Salah satu perwakilan warga, Desta, mengatakan bahwa aksi ini merupakan bentuk kekecewaan terhadap penanganan banjir yang dinilai lamban dan tidak memberikan solusi signifikan.
“Hari ini kami menuntut hak kami. Saat banjir terjadi, penanganan dari pihak estate menurut kami lamban dan solusinya sangat normatif. Setelah banjir, memang ada penanganan, tapi tidak sesuai ekspektasi,” ujar Desta, Sabtu (27/9/2025).
Desta menambahkan, warga meminta adanya audit teknis dari pihak independen untuk mengevaluasi sistem drainase dan mitigasi bencana di kawasan Avoria Estate.
“Kami menuntut agar selama 20 tahun ke depan tidak terjadi lagi banjir dan longsor.

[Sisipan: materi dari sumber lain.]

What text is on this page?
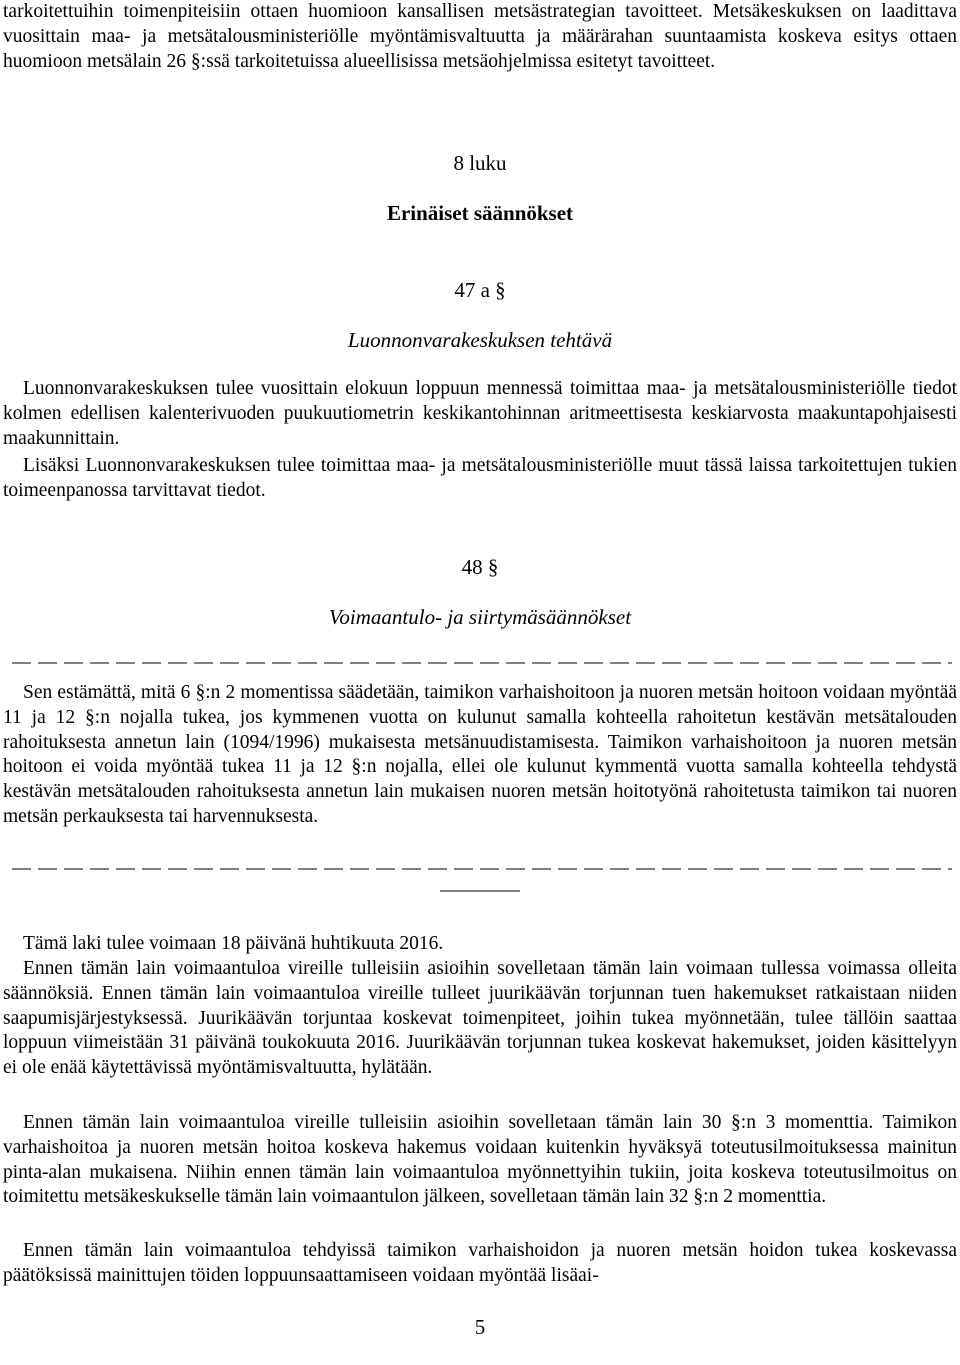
tarkoitettuihin toimenpiteisiin ottaen huomioon kansallisen metsästrategian tavoitteet. Metsäkeskuksen on laadittava vuosittain maa- ja metsätalousministeriölle myöntämisvaltuutta ja määrärahan suuntaamista koskeva esitys ottaen huomioon metsälain 26 §:ssä tarkoitetuissa alueellisissa metsäohjelmissa esitetyt tavoitteet.

8 luku

Erinäiset säännökset

47 a §

Luonnonvarakeskuksen tehtävä

Luonnonvarakeskuksen tulee vuosittain elokuun loppuun mennessä toimittaa maa- ja metsätalousministeriölle tiedot kolmen edellisen kalenterivuoden puukuutiometrin keskikantohinnan aritmeettisesta keskiarvosta maakuntapohjaisesti maakunnittain.

Lisäksi Luonnonvarakeskuksen tulee toimittaa maa- ja metsätalousministeriölle muut tässä laissa tarkoitettujen tukien toimeenpanossa tarvittavat tiedot.

48 §

Voimaantulo- ja siirtymäsäännökset

Sen estämättä, mitä 6 §:n 2 momentissa säädetään, taimikon varhaishoitoon ja nuoren metsän hoitoon voidaan myöntää 11 ja 12 §:n nojalla tukea, jos kymmenen vuotta on kulunut samalla kohteella rahoitetun kestävän metsätalouden rahoituksesta annetun lain (1094/1996) mukaisesta metsänuudistamisesta. Taimikon varhaishoitoon ja nuoren metsän hoitoon ei voida myöntää tukea 11 ja 12 §:n nojalla, ellei ole kulunut kymmentä vuotta samalla kohteella tehdystä kestävän metsätalouden rahoituksesta annetun lain mukaisen nuoren metsän hoitotyönä rahoitetusta taimikon tai nuoren metsän perkauksesta tai harvennuksesta.

Tämä laki tulee voimaan 18 päivänä huhtikuuta 2016.

Ennen tämän lain voimaantuloa vireille tulleisiin asioihin sovelletaan tämän lain voimaan tullessa voimassa olleita säännöksiä. Ennen tämän lain voimaantuloa vireille tulleet juurikäävän torjunnan tuen hakemukset ratkaistaan niiden saapumisjärjestyksessä. Juurikäävän torjuntaa koskevat toimenpiteet, joihin tukea myönnetään, tulee tällöin saattaa loppuun viimeistään 31 päivänä toukokuuta 2016. Juurikäävän torjunnan tukea koskevat hakemukset, joiden käsittelyyn ei ole enää käytettävissä myöntämisvaltuutta, hylätään.

Ennen tämän lain voimaantuloa vireille tulleisiin asioihin sovelletaan tämän lain 30 §:n 3 momenttia. Taimikon varhaishoitoa ja nuoren metsän hoitoa koskeva hakemus voidaan kuitenkin hyväksyä toteutusilmoituksessa mainitun pinta-alan mukaisena. Niihin ennen tämän lain voimaantuloa myönnettyihin tukiin, joita koskeva toteutusilmoitus on toimitettu metsäkeskukselle tämän lain voimaantulon jälkeen, sovelletaan tämän lain 32 §:n 2 momenttia.

Ennen tämän lain voimaantuloa tehdyissä taimikon varhaishoidon ja nuoren metsän hoidon tukea koskevassa päätöksissä mainittujen töiden loppuunsaattamiseen voidaan myöntää lisäai-

5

Dan kami tidak mau jawaban yang normatif. Kami juga minta ada konsultan independen dari luar untuk mengecek semuanya secara menyeluruh,” tegasnya.

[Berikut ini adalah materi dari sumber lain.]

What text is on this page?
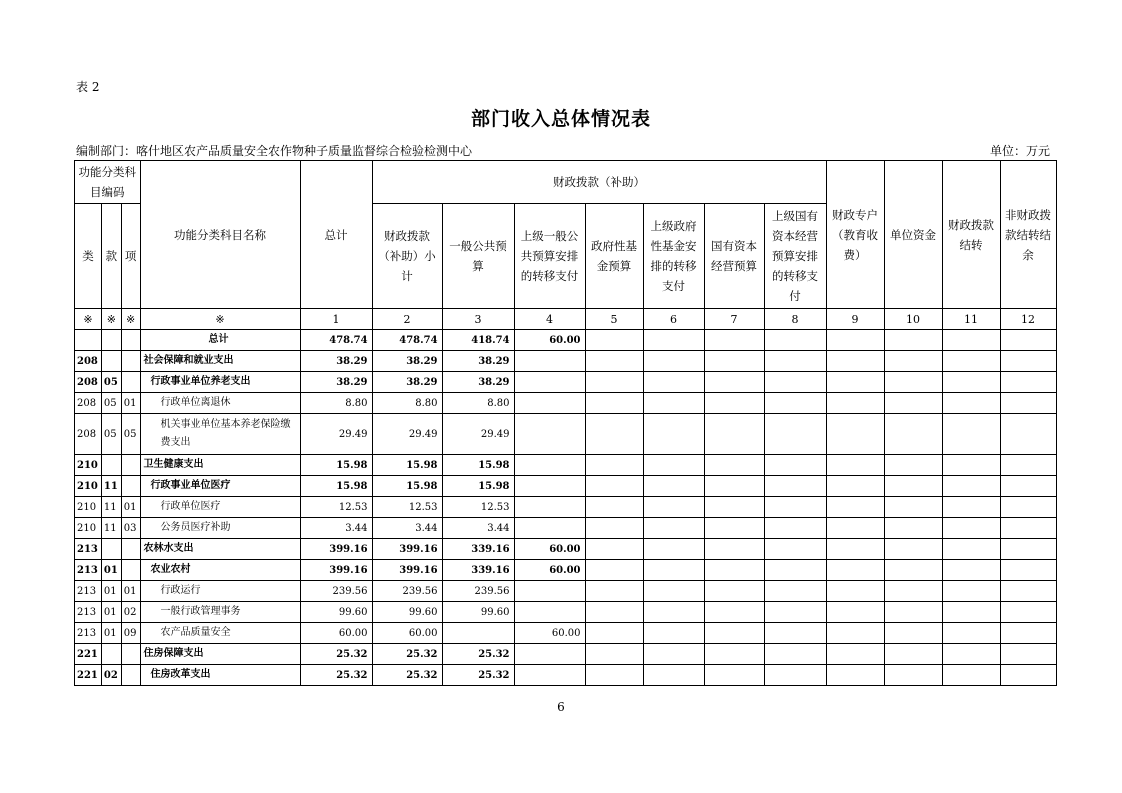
表 2
部门收入总体情况表
编制部门：喀什地区农产品质量安全农作物种子质量监督综合检验检测中心	单位：万元
功能分类科目编码			功能分类科目名称	总计	财政拨款（补助）							财政专户（教育收费）	单位资金	财政拨款结转	非财政拨款结转结余
类	款	项			财政拨款（补助）小计	一般公共预算	上级一般公共预算安排的转移支付	政府性基金预算	上级政府性基金安排的转移支付	国有资本经营预算	上级国有资本经营预算安排的转移支付				
※	※	※	※	1	2	3	4	5	6	7	8	9	10	11	12
			总计	478.74	478.74	418.74	60.00								
208			社会保障和就业支出	38.29	38.29	38.29									
208	05		行政事业单位养老支出	38.29	38.29	38.29									
208	05	01	行政单位离退休	8.80	8.80	8.80									
208	05	05	机关事业单位基本养老保险缴费支出	29.49	29.49	29.49									
210			卫生健康支出	15.98	15.98	15.98									
210	11		行政事业单位医疗	15.98	15.98	15.98									
210	11	01	行政单位医疗	12.53	12.53	12.53									
210	11	03	公务员医疗补助	3.44	3.44	3.44									
213			农林水支出	399.16	399.16	339.16	60.00								
213	01		农业农村	399.16	399.16	339.16	60.00								
213	01	01	行政运行	239.56	239.56	239.56									
213	01	02	一般行政管理事务	99.60	99.60	99.60									
213	01	09	农产品质量安全	60.00	60.00		60.00								
221			住房保障支出	25.32	25.32	25.32									
221	02		住房改革支出	25.32	25.32	25.32									
6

Ia juga mengingatkan, jika tuntutan tersebut tidak direspons secara serius oleh pihak pengembang, warga siap melakukan aksi lanjutan yang lebih besar.
“Kalau tidak didengar, kami akan aksi lagi, dan mungkin tidak akan setabayun ini,” tandasnya.
Menanggapi aksi tersebut, pihak manajemen Avoria Estate yang diwakili Alit menyampaikan bahwa pihaknya telah melakukan langkah penanganan pasca banjir sejak 10 Agustus 2025, sehari setelah kejadian.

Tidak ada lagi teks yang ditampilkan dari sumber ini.